The car that laid the foundation for Mazda’s tradition of distinctive innovation, the Cosmo Sport, was launched on May 30, 1967, as a stylish two-seater that marked the beginning of a legacy of fun-to-drive cars and motor sport success powered by unique technology.
The Cosmo Sport was the first car ever powered by a twin-rotor engine, and was also Mazda’s first sports car, supplying the DNA that has gone into subsequent offerings like the RX-7 and the MX-5, as well as every vehicle the company manufactures today. Although only 1,176 were built, the Cosmo Sport was monumental for Mazda, marking its transformation from a maker of predominantly trucks and small cars to an exciting, unique brand characterized by its convention-defying approach to engineering and design.
The energy invested in the development of the Cosmo’s rotary power plant exemplifies the spirit and tradition still evident in the company’s products 50 years later. Mazda’s engineers surmounted numerous hurdles to making the rotary engine commercially viable, testing Cosmo Sport prototypes over hundreds of thousands of kilometers prior to the launch. Although dozens of companies, including most major carmakers signed licensing agreements with NSU to develop the German car and motorcycle maker’s new rotary technology, only one was successful, Mazda.

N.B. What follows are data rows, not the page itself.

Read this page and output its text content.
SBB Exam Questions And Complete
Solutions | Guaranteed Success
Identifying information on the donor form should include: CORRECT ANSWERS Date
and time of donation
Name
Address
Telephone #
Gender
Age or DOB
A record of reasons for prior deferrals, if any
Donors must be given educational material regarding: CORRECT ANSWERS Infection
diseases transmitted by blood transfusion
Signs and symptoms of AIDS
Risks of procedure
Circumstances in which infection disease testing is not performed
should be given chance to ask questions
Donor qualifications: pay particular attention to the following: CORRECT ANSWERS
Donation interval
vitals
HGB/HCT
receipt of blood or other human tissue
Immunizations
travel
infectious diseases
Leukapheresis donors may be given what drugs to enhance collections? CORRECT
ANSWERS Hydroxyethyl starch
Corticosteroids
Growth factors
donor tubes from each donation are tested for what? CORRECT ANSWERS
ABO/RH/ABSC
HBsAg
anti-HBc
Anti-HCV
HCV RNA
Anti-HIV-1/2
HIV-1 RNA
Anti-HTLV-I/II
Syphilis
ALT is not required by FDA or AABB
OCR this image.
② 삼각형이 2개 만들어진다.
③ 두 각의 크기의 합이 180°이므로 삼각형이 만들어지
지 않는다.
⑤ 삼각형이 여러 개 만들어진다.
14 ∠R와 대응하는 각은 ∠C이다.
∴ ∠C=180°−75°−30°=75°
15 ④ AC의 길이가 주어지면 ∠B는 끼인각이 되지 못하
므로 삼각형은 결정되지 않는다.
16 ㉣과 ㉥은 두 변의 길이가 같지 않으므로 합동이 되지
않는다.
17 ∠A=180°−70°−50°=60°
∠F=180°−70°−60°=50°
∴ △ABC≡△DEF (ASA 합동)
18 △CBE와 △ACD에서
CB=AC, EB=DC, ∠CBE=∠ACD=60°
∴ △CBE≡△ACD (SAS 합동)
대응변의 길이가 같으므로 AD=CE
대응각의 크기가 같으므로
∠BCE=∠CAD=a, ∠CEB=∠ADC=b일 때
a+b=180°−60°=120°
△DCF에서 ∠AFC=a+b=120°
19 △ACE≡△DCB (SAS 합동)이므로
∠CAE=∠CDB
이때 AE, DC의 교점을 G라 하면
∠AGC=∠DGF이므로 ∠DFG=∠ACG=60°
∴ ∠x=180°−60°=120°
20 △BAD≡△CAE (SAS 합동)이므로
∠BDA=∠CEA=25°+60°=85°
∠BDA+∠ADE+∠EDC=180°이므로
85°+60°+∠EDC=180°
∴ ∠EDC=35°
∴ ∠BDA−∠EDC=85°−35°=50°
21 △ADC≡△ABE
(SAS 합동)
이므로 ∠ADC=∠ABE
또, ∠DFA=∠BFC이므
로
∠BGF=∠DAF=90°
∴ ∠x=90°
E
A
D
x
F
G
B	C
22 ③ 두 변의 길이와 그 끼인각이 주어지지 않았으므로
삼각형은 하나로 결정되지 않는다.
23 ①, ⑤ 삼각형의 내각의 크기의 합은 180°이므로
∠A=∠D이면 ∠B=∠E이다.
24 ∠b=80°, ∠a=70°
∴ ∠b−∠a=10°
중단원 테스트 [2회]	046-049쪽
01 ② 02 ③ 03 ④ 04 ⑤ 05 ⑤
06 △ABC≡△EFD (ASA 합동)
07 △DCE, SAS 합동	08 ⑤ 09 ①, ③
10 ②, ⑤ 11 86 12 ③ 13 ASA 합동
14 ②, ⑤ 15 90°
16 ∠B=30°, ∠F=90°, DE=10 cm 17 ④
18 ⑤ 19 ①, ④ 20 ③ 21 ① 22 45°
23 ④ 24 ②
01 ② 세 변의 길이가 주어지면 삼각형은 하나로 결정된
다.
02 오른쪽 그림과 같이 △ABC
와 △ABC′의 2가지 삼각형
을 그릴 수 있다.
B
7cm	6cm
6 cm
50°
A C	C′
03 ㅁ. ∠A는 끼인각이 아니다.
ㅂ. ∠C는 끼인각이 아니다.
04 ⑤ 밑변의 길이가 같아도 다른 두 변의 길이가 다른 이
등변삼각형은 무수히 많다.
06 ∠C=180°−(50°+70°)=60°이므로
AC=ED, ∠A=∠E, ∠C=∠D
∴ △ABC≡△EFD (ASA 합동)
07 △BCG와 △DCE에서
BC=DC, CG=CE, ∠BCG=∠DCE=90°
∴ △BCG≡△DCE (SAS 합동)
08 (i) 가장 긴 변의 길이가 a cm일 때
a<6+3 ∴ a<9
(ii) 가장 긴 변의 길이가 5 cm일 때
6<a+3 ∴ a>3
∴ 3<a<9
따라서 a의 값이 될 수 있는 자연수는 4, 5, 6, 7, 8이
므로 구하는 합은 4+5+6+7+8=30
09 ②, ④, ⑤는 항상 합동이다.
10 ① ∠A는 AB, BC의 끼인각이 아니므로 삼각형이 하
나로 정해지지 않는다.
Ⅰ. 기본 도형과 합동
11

There followed a stream of nearly two million rotary-powered vehicles, from which emerged many successful racing cars and ultimately produced the company’s biggest single triumph, victory in the 1991 24 Hours of Le Mans with a Mazda 787B powered by a 2.6-liter four-rotor power plant. It is the only non-reciprocating engine ever to win the illustrious endurance race, and the first — and so far only — victory by an Asian brand.